上段図:Cas9(CAGプロモーター下)を組み込んだU2OS-プロテアソーム細胞を96ウェルプレートに10,000細胞/ウェルでプレーティング。プレーティングから24時間後、50nM crRNA:tracrRNA を0.2 μg/ウェルのDermaFECT4を用いて細胞にトランスフェクションしました。TNFRSF1Aを標的とするsiRNAをポジティブコントロールとして用い、データをネガティブコントロール(脂質のみ)に対して正規化しました。トランスフェクションから72時間後に細胞培地を回収し、Quantikine Human sTNF RI/TNFRSF1A Quantikine ELISA Kit (R&D Systems)を用いて可溶性TNFRSF1Aをアッセイしました。
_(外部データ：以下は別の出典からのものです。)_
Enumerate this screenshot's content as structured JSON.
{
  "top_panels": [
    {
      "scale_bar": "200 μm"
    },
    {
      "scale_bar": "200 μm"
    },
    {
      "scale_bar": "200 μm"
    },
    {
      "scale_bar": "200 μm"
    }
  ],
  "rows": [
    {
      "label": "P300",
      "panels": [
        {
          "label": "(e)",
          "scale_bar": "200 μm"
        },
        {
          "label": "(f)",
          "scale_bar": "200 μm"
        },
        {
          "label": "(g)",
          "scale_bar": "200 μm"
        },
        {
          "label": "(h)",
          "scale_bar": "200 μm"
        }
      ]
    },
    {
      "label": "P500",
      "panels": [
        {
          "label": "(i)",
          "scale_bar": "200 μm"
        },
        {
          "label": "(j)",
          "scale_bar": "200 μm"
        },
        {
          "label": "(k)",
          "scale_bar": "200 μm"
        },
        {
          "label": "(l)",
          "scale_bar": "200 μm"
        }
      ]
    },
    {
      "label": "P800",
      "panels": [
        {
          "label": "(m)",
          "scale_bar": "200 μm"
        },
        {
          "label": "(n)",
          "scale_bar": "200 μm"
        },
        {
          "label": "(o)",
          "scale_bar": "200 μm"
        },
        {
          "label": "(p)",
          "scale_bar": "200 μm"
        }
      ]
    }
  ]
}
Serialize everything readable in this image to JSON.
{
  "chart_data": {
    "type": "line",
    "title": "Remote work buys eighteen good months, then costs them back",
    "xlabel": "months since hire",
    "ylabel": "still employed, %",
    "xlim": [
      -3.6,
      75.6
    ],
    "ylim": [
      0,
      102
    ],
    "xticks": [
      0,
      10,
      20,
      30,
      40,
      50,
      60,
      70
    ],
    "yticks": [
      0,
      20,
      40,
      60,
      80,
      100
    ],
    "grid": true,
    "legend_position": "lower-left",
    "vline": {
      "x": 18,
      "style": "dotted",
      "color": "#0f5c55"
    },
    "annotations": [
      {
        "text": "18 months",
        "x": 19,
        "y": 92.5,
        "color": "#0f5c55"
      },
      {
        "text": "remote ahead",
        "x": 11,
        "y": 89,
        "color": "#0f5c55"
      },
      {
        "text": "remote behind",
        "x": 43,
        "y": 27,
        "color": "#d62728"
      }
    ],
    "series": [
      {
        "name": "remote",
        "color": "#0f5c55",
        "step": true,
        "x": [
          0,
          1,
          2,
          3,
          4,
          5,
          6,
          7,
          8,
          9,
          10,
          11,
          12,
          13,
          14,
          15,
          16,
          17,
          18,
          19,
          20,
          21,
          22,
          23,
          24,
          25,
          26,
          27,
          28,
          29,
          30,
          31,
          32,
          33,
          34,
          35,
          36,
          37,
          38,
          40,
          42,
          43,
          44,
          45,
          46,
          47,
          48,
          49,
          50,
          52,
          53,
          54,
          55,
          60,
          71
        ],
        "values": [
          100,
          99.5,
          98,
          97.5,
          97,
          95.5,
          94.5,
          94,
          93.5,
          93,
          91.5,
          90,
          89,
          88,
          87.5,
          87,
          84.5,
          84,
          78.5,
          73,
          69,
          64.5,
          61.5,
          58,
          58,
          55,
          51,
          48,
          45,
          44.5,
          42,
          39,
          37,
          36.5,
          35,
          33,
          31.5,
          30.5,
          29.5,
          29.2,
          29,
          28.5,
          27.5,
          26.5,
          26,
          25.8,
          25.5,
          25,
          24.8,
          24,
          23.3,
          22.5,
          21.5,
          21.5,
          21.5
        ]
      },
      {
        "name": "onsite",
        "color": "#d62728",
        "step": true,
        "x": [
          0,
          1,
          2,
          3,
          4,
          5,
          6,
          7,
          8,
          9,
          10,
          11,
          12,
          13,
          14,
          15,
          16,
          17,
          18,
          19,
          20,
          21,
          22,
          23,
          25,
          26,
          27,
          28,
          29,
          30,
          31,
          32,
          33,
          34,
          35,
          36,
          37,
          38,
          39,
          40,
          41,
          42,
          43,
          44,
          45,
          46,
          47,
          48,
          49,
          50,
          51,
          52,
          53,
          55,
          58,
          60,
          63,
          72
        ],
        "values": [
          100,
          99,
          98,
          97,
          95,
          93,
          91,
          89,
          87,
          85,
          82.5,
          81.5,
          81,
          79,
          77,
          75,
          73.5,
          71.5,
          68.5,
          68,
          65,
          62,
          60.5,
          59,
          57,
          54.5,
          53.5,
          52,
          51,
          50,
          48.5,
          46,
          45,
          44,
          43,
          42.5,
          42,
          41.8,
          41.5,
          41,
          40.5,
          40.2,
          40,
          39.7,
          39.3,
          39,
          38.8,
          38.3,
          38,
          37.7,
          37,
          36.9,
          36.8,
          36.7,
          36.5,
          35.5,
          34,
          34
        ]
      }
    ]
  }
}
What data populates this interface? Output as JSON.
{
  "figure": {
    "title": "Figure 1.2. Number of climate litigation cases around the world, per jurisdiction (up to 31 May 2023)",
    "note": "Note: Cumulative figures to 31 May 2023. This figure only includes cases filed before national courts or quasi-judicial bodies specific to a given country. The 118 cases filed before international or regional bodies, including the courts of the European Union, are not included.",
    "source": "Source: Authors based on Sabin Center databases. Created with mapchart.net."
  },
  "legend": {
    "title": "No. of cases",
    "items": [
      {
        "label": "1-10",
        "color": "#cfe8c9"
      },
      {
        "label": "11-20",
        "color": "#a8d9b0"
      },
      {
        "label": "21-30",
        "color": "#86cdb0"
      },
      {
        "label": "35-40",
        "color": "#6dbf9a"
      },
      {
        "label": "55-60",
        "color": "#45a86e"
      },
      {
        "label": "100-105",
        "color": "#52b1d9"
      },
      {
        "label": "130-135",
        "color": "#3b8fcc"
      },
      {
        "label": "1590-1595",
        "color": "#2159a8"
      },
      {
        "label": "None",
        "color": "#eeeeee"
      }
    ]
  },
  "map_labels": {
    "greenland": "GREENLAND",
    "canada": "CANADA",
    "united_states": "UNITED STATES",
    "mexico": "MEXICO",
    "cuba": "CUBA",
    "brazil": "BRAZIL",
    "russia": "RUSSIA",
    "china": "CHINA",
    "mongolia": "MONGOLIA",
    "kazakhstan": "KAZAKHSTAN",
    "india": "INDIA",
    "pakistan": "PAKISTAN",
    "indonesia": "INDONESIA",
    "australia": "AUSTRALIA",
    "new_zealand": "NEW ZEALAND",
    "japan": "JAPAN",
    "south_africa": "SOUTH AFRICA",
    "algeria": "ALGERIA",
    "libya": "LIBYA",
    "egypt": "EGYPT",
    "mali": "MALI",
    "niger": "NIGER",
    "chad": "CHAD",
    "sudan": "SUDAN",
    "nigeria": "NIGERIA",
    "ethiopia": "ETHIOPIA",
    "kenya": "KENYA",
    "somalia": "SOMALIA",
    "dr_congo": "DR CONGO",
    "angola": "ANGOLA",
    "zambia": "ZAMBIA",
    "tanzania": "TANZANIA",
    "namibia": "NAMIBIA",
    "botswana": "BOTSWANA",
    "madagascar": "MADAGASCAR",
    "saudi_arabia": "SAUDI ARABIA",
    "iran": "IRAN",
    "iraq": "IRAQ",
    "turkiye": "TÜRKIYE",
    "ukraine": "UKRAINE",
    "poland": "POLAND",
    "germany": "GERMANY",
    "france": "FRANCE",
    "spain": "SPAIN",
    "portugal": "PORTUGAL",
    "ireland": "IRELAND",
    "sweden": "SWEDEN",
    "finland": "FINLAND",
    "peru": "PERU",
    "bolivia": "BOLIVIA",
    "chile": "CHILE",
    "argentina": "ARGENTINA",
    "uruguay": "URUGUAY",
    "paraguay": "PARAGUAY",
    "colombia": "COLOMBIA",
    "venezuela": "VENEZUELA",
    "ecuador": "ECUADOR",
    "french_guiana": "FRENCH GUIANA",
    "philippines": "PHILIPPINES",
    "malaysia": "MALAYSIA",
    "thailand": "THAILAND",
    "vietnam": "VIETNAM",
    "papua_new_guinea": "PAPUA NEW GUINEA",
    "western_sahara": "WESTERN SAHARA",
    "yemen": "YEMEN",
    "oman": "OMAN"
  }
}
下段図:可溶性TNFRSF1AのELISAアッセイにおけるTNFRSF1A crRNAの機能性のボックスプロット。crRNAは、低から高までのアルゴリズムスコアに基づいて4つの四分位(Q1、Q2、Q3、Q4)に分けられています。
Edit-R Human All-in-one Lentiviral Pooled Libraryを用いた全ゲノムスクリーニングにより、Vemurafenibを投与したA375細胞において信頼性の高い耐性ヒットを同定
ベムラフェニブ(PLX-4032)で14日間処理したA375メラノーマ細胞におけるEdit-R Human All-in-one Lentiviral Pooled Libraryを用いた高信頼性耐性ヒットと明確な必須遺伝子の脱落。(A) T0と比較したスクリーニング終点における、公表されたコア必須遺伝子(HART_CEGv2、紫色)および非必須遺伝子(HART_NEG、緑色)の遺伝子およびガイドレベル解析(Hart et al., 2017)非必須遺伝子を標的とするガイドは中立的な挙動を示す一方、必須遺伝子を標的とするガイドは、これらのガイドを発現する細胞が生存できないはずであるため、スクリーニング中に脱落しました。(B)各遺伝子の濃縮(Log2 Fold Change)と関連するp値を示すDrugZスクリーン解析。有意に濃縮された遺伝子(正のLog2 Fold Change)は、薬物治療に対する耐性を促進しこれらの遺伝子が潜在的に薬物応答を増強することを示しています。Drug Z P値による上位20ヒットをラベル付けして強調表示しました。
Edit-R Human All-in-one Lentiviral Pooled Libraryを用いた全ゲノムスクリーニングにより、Vemurafenibを投与したA375細胞において信頼性の高い耐性ヒットを同定
(A) CRISPR ノックアウト・ベムラフェニブ・スクリーニングからの DrugZ 解析で、上位 10 遺伝子レベルの各ヒットを標的とした各ガイドの対数 2 倍の濃縮。 (B) 関連する遺伝子レベルのNormZスコア、P値、Log2 Fold Change(LFC)の表。